Former vice-president Khumbo Kachali has backed the decision by the Joyce Banda administration dispose of farm equipment, including tractors, bought using a $50 million (about K37 billion) loan from India in 2011, saying it was not wrong and that he is also a beneficially and still using his tractor.
Kachali: I bought mine transparently The tractors that were auctioned off to Malawi government 'beneficiaries' for a pittance instead of given to farmers
There have been assertions that the equipment purchased by the Bingu wa Mutharika administration using a loan from the Exim Bank of India was archaic but Kachali ysaid the equipment is functioning and in good condition.
The sale of tractors and farm equipment meant to facilitate mechanisation of agriculture has caused an uproar in the country but government says it was a decision made by the previous cabinet and that each and every penny will be accounted for by December.
Said Kachali:"I indeed bought a tractor but I was not allowed to get it until I fully paid for it. This tractor is functioning and I am still using it. I had to buy this tractor because I needed such a machine to use at my farm."

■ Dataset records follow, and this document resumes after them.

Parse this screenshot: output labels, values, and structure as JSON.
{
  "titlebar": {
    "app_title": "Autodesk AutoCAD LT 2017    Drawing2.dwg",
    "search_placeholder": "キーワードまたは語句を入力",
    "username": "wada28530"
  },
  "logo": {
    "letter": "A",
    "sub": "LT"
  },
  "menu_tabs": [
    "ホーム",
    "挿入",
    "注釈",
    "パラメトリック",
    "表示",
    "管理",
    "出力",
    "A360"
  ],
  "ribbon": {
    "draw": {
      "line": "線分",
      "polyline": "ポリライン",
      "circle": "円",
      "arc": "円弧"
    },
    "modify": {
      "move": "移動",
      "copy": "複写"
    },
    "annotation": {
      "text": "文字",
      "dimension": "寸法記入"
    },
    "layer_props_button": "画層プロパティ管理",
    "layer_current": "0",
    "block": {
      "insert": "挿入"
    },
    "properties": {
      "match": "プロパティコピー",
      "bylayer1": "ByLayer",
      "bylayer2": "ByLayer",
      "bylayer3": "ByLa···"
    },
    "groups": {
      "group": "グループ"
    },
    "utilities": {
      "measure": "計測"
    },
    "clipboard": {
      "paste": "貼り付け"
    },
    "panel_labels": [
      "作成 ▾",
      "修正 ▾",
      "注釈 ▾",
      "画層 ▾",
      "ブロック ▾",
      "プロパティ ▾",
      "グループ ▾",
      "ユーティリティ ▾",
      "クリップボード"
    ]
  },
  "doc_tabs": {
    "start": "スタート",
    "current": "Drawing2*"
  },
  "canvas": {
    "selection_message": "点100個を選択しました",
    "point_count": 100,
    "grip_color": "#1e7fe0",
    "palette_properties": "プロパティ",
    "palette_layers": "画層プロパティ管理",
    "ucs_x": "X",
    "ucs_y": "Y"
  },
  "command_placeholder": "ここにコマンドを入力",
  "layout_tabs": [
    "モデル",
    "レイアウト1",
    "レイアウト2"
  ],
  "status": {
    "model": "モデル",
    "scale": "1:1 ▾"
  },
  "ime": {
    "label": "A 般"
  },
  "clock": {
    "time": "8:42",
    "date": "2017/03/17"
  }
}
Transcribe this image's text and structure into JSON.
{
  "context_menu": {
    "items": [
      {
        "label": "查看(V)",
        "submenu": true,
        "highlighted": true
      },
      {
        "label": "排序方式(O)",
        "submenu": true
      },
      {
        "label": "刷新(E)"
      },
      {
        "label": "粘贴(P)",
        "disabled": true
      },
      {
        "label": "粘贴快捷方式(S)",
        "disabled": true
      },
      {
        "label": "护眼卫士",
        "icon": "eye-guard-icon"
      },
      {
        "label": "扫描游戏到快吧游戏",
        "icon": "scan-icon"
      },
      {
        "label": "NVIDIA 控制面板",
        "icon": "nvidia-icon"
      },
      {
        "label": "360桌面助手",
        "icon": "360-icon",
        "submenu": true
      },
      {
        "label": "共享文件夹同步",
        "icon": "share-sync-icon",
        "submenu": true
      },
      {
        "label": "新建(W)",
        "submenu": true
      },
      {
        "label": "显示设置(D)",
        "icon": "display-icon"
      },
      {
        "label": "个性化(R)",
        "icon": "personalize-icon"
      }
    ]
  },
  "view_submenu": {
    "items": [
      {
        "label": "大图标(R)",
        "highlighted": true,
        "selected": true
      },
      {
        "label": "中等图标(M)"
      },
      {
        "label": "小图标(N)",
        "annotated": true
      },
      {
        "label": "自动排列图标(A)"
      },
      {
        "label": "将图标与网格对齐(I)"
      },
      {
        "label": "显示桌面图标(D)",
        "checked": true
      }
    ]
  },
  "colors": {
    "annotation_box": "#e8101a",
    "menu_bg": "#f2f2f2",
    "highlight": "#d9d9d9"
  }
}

Asked if he felt that the cabinet made a bad decision to sell the equipment, Kachali said, he was not part of the cabinet then but that everything was done transparently.
"There was a tender in the media, I expressed interest and I was successful so there is nothing wrong there,' said Kachali.
Humphrey Mvula a political and social commentator said that the the decision by
cabinet to sell the tractors shows that some individuals were greedy instead of protecting the taxpayer.
"The tractors were not supposed to be sold not being sold without following the right procedures and those who bought them should pay fully," said Mvula.
The tractors were meant for distribution to agriculture development divisions (ADDs) to enable smallholder farmers graduate to mechanisation by hiring the equipment. However, only 77 of the tractors were distributed to ADDs with 100 sold.
Government indicated that the tractors were archaic in terms of technical aspects; hence, their disposal which largely benefitted government officials and politically-connected individuals.
But the manufacturer, Sonalika International of India year disputed government's assertion and instead stressed that the tractors were "manufactured using the latest and best engineering technology available at the time". The manufacturer added that the supplied tractors were suitable for operation in Malawi.